Machine learning models take a fundamentally different approach. They are not (primarily) physics-based. Experts sometimes liken ML weather models to sophisticated compression: during training on vast reanalysis datasets, the model learns statistical patterns of atmospheric evolution and encodes that knowledge in its weights. In effect, it has learned the effective physics of weather systems, including local influences from terrain and coastlines.

Training is extremely compute-intensive, but once trained, inference (running the model forward) is dramatically faster and cheaper than traditional NWP. For example, while ECMWF IFS or GFS can take many hours on supercomputers, AIFS or AIGFS can produce a global forecast in minutes on far more modest hardware.

ML models are still in their early phases

AIFS, AIGFS, and AIGEFS are all operational but still early in their development cycle. They already produce high-quality forecasts—often outperforming their physics-based counterparts in many metrics—yet they have limitations.

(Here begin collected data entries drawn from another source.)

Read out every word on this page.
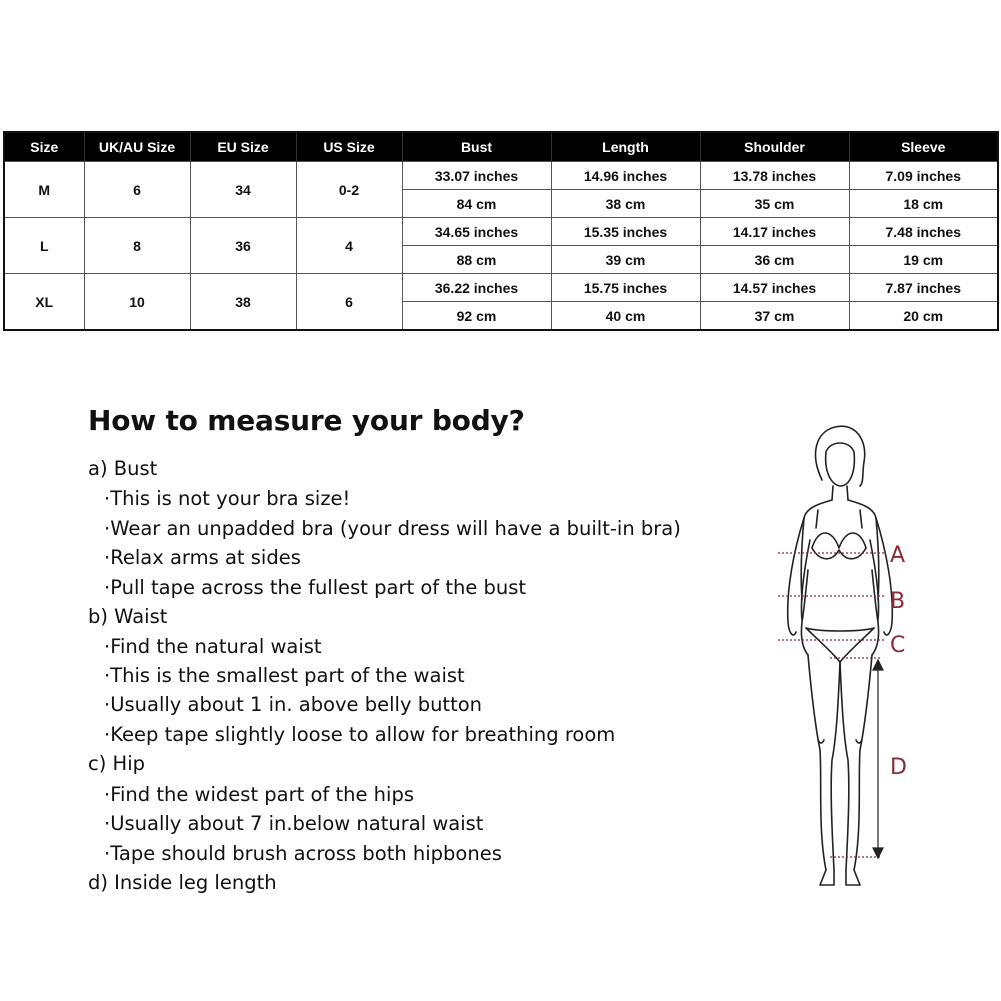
Size	UK/AU Size	EU Size	US Size	Bust	Length	Shoulder	Sleeve
M	6	34	0-2	33.07 inches	14.96 inches	13.78 inches	7.09 inches
				84 cm	38 cm	35 cm	18 cm
L	8	36	4	34.65 inches	15.35 inches	14.17 inches	7.48 inches
				88 cm	39 cm	36 cm	19 cm
XL	10	38	6	36.22 inches	15.75 inches	14.57 inches	7.87 inches
				92 cm	40 cm	37 cm	20 cm
How to measure your body?
a) Bust
·This is not your bra size!
·Wear an unpadded bra (your dress will have a built-in bra)
·Relax arms at sides
·Pull tape across the fullest part of the bust
b) Waist
·Find the natural waist
·This is the smallest part of the waist
·Usually about 1 in. above belly button
·Keep tape slightly loose to allow for breathing room
c) Hip
·Find the widest part of the hips
·Usually about 7 in.below natural waist
·Tape should brush across both hipbones
d) Inside leg length
A
B
C
D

  • GFS provides hourly output; AIGFS and AIFS currently step every 6 hours. This matters for rapidly evolving systems (hurricanes, sharp fronts).
  • Traditional models produce hundreds of parameters; the current AI models offer only a subset. Parameters such as wind gusts, simulated radar, visibility, cloud cover fractions, wave/swell fields, and many diagnostic quantities (vorticity, divergence, etc.) are not yet available.

It is not yet clear how (or how easily) ML models will expand to include these derived fields, though research is active. In physics-based models, many of these parameters emerge naturally from the full 3D atmospheric state. Reproducing them in a purely data-driven framework may require new techniques.

All the same, this is an exciting time in numerical weather prediction. The speed and efficiency gains open fascinating possibilities for more frequent runs, higher resolution, or entirely new applications. I look forward to watching, and offering, these new models.